The court of appeals rejects these arguments.
First, the circuit court properly exercised its discretion in concluding the GAL’s opening statement didn’t stray into a best-interests argument; and even if it improperly suggested an unfavorable comparison between the parents and foster care, the remarks were a small portion of the statement and overwhelmed by the extensive evidence admitted during the 5-day fact-finding hearing, at the close of which the court instructed the jury to focus on the specific questions in the verdict, and not to consider the children’s best interests. (¶¶26-29).
Finally, the GAL’s closing argument wasn’t improper because it didn’t tell the jury to consider the children’s best interests and summarized admitted evidence about the home before their removal; in addition, there was evidence about concerns regarding sexual victimization that it was up to the jury to sort out. (¶¶41-43).
Challenge to the use of audio-visual technology at the dispositional hearing
The dispositional hearing was set for April 2020, just after the court system implemented orders limiting in-person court appearances due to the coronavirus pandemic. After a couple of adjournments of the dispositional hearing to try to accommodate the parents’ expressed desire to appear in person, the court finally held a dispositional hearing via Zoom in July 2020. Neither parent objected to that mode of appearance at the hearing. (¶¶46-48).
B.B. argues her due process and statutory rights to be present in person were violated.

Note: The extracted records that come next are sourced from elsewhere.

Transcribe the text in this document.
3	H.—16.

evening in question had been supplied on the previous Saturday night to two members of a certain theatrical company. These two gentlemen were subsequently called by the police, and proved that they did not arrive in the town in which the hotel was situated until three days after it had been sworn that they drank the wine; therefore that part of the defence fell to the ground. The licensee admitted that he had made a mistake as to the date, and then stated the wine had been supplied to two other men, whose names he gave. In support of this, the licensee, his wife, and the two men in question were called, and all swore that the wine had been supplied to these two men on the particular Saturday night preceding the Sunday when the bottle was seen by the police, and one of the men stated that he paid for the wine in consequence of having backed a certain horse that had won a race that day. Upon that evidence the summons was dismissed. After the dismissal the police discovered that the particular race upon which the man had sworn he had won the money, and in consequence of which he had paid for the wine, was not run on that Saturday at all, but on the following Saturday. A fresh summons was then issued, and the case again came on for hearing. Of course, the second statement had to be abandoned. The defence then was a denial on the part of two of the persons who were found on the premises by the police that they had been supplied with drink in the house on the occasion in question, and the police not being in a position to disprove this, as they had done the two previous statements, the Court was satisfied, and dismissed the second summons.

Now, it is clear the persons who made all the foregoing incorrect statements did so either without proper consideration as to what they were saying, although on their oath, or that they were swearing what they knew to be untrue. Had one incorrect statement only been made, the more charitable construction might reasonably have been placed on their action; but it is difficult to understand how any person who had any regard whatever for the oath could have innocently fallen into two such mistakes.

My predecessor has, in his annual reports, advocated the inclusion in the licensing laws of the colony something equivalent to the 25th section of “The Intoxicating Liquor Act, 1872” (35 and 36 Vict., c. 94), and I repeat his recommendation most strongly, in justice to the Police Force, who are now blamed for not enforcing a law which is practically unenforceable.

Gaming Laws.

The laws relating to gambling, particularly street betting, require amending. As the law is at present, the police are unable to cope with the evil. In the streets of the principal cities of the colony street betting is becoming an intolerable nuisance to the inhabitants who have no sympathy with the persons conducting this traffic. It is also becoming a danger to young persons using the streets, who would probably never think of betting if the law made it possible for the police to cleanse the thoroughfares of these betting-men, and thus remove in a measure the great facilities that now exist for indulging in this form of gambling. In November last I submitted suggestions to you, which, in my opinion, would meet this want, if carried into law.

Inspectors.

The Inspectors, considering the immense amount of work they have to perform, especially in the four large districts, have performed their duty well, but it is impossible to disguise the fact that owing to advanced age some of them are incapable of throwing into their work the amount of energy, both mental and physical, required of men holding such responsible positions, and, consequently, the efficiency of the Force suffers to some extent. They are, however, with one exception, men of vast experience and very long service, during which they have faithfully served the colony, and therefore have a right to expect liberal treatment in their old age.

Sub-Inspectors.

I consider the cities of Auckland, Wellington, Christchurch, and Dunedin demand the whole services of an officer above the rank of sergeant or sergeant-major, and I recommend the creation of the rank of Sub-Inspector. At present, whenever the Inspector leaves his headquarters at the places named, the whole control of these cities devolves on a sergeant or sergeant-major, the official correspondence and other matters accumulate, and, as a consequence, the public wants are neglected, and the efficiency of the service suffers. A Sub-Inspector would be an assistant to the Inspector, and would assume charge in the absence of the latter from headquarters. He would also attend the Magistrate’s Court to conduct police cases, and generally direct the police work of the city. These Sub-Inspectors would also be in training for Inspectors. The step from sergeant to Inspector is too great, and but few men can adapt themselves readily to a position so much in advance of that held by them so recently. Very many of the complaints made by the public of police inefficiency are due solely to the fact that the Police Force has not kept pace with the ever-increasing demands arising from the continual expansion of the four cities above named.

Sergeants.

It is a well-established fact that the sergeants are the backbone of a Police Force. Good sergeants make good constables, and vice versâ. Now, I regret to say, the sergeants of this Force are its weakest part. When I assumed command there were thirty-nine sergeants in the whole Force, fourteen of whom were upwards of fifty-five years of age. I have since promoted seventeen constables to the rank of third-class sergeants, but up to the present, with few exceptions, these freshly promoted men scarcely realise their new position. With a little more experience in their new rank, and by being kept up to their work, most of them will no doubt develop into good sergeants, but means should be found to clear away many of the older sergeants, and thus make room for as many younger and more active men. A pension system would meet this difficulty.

Though it finds no basis for a constitutional right to be present like that a criminal defendant has, Illinois v. Allen, 397 U.S. 337, 338 (1970), the court does note that § 885.60(2)(a) provides that, “[e]xcept as may otherwise be provided by law,” a respondent in a TPR proceeding “is entitled to be physically present in the courtroom” during the dispositional hearing, and § 885.60(2)(d) provides that, if a respondent in a TPR proceeding objects to the use of videoconferencing technology “regarding any proceeding where he or she is entitled to be physically present in the courtroom, the court shall sustain the objection.” Thus, under § 885.60 a court cannot normally hold a dispositional hearing using videoconferencing technology over a TPR respondent’s objection. (¶¶49-50 (also citing Adams County HHS v. D.J.S., 2019AP506, unpub. slip op. ¶¶27-31 (WI App June 20, 2019)).

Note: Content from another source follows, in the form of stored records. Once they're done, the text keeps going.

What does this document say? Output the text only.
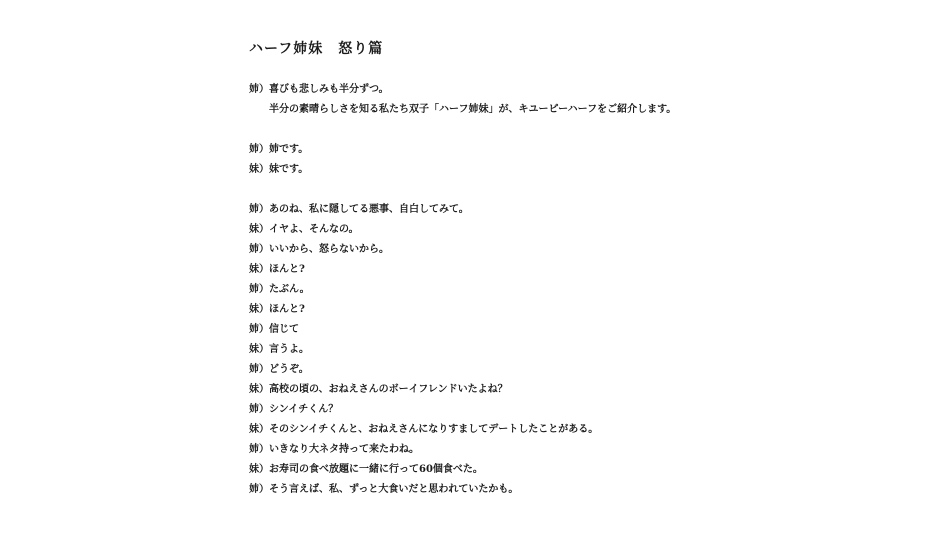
ハーフ姉妹　怒り篇
姉） 喜びも悲しみも半分ずつ。
半分の素晴らしさを知る私たち双子「ハーフ姉妹」が、キユーピーハーフをご紹介します。
姉） 姉です。
妹） 妹です。
姉） あのね、私に隠してる悪事、自白してみて。
妹） イヤよ、そんなの。
姉） いいから、怒らないから。
妹） ほんと?
姉） たぶん。
妹） ほんと?
姉） 信じて
妹） 言うよ。
姉） どうぞ。
妹） 高校の頃の、おねえさんのボーイフレンドいたよね？
姉） シンイチくん？
妹） そのシンイチくんと、おねえさんになりすましてデートしたことがある。
姉） いきなり大ネタ持って来たわね。
妹） お寿司の食べ放題に一緒に行って60個食べた。
姉） そう言えば、私、ずっと大食いだと思われていたかも。
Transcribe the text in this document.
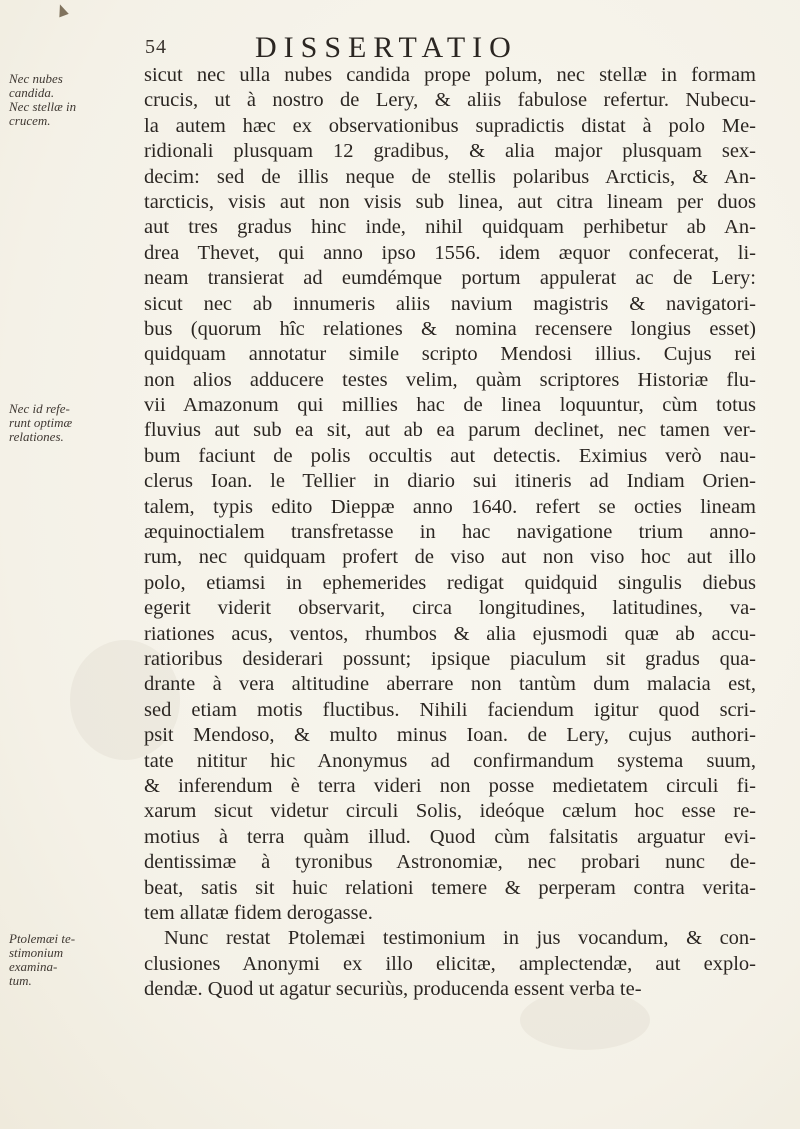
54	DISSERTATIO
Nec nubes
candida.
Nec stellæ in
crucem.
Nec id refe-
runt optimæ
relationes.
Ptolemæi te-
stimonium
examina-
tum.
sicut nec ulla nubes candida prope polum, nec stellæ in formam
crucis, ut à nostro de Lery, & aliis fabulose refertur. Nubecu-
la autem hæc ex observationibus supradictis distat à polo Me-
ridionali plusquam 12 gradibus, & alia major plusquam sex-
decim: sed de illis neque de stellis polaribus Arcticis, & An-
tarcticis, visis aut non visis sub linea, aut citra lineam per duos
aut tres gradus hinc inde, nihil quidquam perhibetur ab An-
drea Thevet, qui anno ipso 1556. idem æquor confecerat, li-
neam transierat ad eumdémque portum appulerat ac de Lery:
sicut nec ab innumeris aliis navium magistris & navigatori-
bus (quorum hîc relationes & nomina recensere longius esset)
quidquam annotatur simile scripto Mendosi illius. Cujus rei
non alios adducere testes velim, quàm scriptores Historiæ flu-
vii Amazonum qui millies hac de linea loquuntur, cùm totus
fluvius aut sub ea sit, aut ab ea parum declinet, nec tamen ver-
bum faciunt de polis occultis aut detectis. Eximius verò nau-
clerus Ioan. le Tellier in diario sui itineris ad Indiam Orien-
talem, typis edito Dieppæ anno 1640. refert se octies lineam
æquinoctialem transfretasse in hac navigatione trium anno-
rum, nec quidquam profert de viso aut non viso hoc aut illo
polo, etiamsi in ephemerides redigat quidquid singulis diebus
egerit viderit observarit, circa longitudines, latitudines, va-
riationes acus, ventos, rhumbos & alia ejusmodi quæ ab accu-
ratioribus desiderari possunt; ipsique piaculum sit gradus qua-
drante à vera altitudine aberrare non tantùm dum malacia est,
sed etiam motis fluctibus. Nihili faciendum igitur quod scri-
psit Mendoso, & multo minus Ioan. de Lery, cujus authori-
tate nititur hic Anonymus ad confirmandum systema suum,
& inferendum è terra videri non posse medietatem circuli fi-
xarum sicut videtur circuli Solis, ideóque cælum hoc esse re-
motius à terra quàm illud. Quod cùm falsitatis arguatur evi-
dentissimæ à tyronibus Astronomiæ, nec probari nunc de-
beat, satis sit huic relationi temere & perperam contra verita-
tem allatæ fidem derogasse.
Nunc restat Ptolemæi testimonium in jus vocandum, & con-
clusiones Anonymi ex illo elicitæ, amplectendæ, aut explo-
dendæ. Quod ut agatur securiùs, producenda essent verba te-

But the court of appeals rejects B.B.’s argument that her statutory right to be present was violated, for two reasons. First, B.B. appeared at the dispositional hearing through videoconferencing and didn’t object, so she forfeited her right to raise the issue. (¶51). Second, the dispositional hearing in this case didn’t occur in “normal times,” and the Wisconsin Supreme Court had issued orders regarding circuit court procedure during the COVID-19 pandemic. The order in effect in July 2020 expressly suspended the provisions of § 885.60(2)(d) (see here, footnote 1). B.B. doesn’t develop an argument challenging the supreme court’s use of its authority to suspend the statute, so the court concludes it was validly suspended and inapplicable at the time of B.B.’s dispositional hearing. (¶52).